This implementation of the random forest (and bagging) algorithm differs
from the reference implementation in randomForest
with respect to the base learners used and the aggregation scheme applied.
Conditional inference trees, see ctree
, are fitted to each
of the ntree
(defined via cforest_control
)
bootstrap samples of the learning sample. Most of the hyper parameters in
cforest_control
regulate the construction of the conditional inference trees.
Therefore you MUST NOT change anything you don't understand completely.
Hyper parameters you might want to change in cforest_control
are:
1. The number of randomly preselected variables mtry
, which is fixed
to the value 5 by default here for technical reasons, while in
randomForest
the default values for classification and regression
vary with the number of input variables.
2. The number of trees ntree
. Use more trees if you have more variables.
3. The depth of the trees, regulated by mincriterion
. Usually unstopped and unpruned
trees are used in random forests. To grow large trees, set mincriterion
to a small value.
The aggregation scheme works by averaging observation weights extracted
from each of the ntree
trees and NOT by averaging predictions directly
as in randomForest
.
See Hothorn et al. (2004) for a description.

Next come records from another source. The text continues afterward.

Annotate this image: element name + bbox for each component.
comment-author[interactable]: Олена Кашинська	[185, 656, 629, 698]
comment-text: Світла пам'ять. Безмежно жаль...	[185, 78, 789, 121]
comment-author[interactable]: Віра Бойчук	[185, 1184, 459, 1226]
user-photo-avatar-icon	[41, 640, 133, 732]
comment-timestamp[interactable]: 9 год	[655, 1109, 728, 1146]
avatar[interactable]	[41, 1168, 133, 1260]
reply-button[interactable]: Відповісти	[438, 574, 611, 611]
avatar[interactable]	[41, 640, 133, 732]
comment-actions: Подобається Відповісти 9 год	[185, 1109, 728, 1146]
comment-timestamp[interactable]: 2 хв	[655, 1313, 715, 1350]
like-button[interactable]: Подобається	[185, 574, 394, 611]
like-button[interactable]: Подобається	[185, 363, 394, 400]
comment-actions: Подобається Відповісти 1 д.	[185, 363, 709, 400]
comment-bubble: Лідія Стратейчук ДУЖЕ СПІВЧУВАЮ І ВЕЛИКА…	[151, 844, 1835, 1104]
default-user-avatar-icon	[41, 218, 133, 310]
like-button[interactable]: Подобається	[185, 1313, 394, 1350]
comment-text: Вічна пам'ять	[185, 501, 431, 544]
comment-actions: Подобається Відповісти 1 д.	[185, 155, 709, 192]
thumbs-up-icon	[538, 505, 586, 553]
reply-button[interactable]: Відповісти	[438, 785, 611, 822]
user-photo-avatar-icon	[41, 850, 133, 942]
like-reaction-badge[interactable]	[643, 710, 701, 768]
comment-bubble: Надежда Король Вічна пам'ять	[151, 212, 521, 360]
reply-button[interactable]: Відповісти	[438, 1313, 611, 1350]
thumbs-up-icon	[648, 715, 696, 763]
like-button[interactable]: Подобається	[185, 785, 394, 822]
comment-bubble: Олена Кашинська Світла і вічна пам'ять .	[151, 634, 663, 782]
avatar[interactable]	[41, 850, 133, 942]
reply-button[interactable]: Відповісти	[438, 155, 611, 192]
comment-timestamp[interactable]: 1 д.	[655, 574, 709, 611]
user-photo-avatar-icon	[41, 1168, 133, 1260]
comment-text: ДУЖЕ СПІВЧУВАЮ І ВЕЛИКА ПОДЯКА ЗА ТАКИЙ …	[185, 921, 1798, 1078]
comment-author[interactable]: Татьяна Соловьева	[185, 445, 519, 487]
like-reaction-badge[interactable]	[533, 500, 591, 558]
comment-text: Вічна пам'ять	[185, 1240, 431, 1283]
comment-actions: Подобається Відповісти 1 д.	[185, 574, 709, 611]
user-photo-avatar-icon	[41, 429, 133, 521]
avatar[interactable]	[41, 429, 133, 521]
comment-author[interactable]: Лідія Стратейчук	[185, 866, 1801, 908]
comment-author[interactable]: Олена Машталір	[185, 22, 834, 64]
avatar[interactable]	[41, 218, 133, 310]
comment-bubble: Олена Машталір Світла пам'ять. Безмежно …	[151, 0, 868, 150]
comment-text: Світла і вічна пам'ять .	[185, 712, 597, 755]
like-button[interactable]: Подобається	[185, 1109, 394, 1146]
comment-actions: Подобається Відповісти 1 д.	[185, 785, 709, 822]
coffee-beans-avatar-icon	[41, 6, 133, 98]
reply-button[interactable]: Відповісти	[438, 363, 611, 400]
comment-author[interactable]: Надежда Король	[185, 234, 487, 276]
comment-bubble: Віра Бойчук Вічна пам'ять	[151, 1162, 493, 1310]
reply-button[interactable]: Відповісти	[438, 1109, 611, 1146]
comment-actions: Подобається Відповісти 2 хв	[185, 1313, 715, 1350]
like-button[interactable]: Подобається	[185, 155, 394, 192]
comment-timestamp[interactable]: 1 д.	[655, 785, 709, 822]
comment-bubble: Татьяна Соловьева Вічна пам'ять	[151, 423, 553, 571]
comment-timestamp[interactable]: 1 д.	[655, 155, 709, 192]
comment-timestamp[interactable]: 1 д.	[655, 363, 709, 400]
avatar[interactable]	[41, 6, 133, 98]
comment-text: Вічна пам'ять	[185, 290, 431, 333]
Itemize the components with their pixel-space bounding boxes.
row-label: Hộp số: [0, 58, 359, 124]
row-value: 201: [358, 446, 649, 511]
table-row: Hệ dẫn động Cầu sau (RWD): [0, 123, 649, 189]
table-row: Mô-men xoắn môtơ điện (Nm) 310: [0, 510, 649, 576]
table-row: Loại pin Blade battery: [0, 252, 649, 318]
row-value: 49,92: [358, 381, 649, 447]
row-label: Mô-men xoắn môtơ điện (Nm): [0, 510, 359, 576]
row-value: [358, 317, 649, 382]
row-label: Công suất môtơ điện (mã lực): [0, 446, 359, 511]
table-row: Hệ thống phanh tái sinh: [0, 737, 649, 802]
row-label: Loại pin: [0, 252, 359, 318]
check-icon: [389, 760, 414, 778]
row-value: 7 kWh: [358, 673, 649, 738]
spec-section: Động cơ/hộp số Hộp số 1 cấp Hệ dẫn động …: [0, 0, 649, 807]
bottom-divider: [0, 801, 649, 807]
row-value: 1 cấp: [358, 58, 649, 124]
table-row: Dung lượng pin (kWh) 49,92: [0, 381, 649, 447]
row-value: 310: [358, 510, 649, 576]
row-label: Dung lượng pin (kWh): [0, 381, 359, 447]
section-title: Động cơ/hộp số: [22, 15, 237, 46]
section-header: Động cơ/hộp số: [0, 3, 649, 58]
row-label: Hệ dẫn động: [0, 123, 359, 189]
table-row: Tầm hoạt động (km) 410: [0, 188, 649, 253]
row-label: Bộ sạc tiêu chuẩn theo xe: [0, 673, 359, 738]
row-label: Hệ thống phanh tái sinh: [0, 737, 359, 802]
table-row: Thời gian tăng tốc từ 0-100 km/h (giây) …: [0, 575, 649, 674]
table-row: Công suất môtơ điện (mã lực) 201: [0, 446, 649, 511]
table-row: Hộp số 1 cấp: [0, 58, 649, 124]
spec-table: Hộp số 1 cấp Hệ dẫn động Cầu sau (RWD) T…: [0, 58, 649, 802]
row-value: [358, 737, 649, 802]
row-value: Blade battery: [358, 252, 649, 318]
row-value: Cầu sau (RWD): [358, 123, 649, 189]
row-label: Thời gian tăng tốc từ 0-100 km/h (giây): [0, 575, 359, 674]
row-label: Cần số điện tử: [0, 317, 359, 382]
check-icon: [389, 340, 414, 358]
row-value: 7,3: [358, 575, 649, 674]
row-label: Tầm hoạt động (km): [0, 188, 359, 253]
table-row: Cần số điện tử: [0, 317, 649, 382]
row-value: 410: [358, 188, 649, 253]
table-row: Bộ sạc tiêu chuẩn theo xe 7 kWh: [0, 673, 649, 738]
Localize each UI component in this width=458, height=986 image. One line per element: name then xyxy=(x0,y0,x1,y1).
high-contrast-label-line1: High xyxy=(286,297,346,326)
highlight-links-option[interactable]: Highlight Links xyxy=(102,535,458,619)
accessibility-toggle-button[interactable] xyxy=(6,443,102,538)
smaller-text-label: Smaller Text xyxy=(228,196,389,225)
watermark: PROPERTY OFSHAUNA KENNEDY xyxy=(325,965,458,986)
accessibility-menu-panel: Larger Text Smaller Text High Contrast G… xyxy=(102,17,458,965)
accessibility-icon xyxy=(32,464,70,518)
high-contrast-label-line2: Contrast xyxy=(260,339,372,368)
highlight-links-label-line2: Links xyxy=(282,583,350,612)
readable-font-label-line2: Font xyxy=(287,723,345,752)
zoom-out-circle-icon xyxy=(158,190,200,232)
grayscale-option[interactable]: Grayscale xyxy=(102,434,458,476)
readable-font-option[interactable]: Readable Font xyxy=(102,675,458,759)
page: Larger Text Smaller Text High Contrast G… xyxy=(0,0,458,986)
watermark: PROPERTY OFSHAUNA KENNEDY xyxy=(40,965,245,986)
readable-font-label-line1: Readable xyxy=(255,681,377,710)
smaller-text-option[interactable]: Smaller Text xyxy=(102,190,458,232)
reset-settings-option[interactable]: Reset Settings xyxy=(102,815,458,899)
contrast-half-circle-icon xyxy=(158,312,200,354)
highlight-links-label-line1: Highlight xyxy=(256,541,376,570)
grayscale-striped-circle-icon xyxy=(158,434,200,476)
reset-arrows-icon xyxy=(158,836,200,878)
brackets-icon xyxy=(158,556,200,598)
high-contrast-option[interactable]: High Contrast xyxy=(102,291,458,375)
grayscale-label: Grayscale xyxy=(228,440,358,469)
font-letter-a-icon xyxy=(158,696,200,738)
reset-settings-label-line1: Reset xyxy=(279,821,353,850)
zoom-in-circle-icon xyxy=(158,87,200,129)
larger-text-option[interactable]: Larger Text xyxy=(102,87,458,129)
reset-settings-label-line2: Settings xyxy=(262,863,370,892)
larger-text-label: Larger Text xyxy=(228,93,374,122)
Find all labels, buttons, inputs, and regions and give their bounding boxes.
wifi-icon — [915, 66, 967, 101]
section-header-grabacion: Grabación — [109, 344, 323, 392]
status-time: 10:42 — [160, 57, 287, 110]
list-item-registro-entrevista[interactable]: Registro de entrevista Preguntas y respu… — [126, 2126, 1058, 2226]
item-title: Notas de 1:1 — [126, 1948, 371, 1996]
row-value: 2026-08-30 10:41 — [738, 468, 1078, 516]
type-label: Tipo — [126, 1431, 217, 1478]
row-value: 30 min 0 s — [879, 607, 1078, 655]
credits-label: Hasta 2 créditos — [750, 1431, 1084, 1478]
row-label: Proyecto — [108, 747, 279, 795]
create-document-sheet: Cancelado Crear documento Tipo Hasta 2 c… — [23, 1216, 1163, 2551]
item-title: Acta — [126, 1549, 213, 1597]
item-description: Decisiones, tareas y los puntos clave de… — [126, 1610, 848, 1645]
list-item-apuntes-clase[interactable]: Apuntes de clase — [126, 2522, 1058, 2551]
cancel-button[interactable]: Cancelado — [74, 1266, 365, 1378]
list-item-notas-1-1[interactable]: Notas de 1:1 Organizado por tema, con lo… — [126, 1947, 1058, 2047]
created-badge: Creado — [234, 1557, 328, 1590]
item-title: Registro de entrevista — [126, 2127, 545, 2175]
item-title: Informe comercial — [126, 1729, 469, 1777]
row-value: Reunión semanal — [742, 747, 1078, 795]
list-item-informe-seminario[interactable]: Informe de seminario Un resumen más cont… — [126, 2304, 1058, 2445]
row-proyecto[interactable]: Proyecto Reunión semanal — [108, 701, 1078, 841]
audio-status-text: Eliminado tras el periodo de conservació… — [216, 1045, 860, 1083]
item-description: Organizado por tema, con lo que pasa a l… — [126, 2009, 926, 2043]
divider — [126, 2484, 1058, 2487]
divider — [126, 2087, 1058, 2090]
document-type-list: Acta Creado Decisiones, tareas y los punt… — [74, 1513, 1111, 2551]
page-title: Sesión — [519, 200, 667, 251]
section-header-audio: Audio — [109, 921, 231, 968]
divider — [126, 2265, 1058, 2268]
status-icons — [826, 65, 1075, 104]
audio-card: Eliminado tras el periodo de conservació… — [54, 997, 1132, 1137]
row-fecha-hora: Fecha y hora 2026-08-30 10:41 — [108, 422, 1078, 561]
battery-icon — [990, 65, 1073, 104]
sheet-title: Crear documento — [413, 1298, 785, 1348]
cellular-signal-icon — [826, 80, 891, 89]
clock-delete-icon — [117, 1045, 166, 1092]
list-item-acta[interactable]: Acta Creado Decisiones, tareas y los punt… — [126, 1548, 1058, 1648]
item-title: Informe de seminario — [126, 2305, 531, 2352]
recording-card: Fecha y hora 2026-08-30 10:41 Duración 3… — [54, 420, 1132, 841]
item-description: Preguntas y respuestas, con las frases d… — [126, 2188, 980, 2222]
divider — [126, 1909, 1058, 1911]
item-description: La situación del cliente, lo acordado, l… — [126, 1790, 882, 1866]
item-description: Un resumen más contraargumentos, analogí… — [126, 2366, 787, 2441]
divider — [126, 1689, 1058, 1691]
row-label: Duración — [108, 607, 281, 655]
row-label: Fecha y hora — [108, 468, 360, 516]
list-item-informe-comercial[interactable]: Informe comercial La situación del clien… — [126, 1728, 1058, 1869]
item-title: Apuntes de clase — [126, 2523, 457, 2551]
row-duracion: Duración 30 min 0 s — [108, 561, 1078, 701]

Predictions can be computed using predict
. For observations
with zero weights, predictions are computed from the fitted tree
when newdata = NULL
. While predict
returns predictions
of the same type as the response in the data set by default (i.e., predicted class labels for factors),
treeresponse
returns the statistics of the conditional distribution of the response
(i.e., predicted class probabilities for factors). The same is done by predict(..., type = "prob")
.
Note that for multivariate responses predict
does not convert predictions to the type
of the response, i.e., type = "prob"
is used.
Ensembles of conditional inference trees have not yet been extensively
tested, so this routine is meant for the expert user only and its current
state is rather experimental. However, there are some things available
in cforest
that can't be done with randomForest
,
for example fitting forests to censored response variables (see Hothorn et al., 2006a) or to
multivariate and ordered responses.
Moreover, when predictors vary in their scale of measurement of number
of categories, variable selection and computation of variable importance is biased
in favor of variables with many potential cutpoints in randomForest
,
while in cforest
unbiased trees and an adequate resampling scheme
are used by default. See Hothorn et al. (2006b) and Strobl et al. (2007)
as well as Strobl et al. (2009).
The proximity
matrix is an \(n \times n\) matrix \(P\) with \(P_{ij}\)
equal to the fraction of trees where observations \(i\) and \(j\)
are element of the same terminal node (when both \(i\) and \(j\)
had non-zero weights in the same bootstrap sample).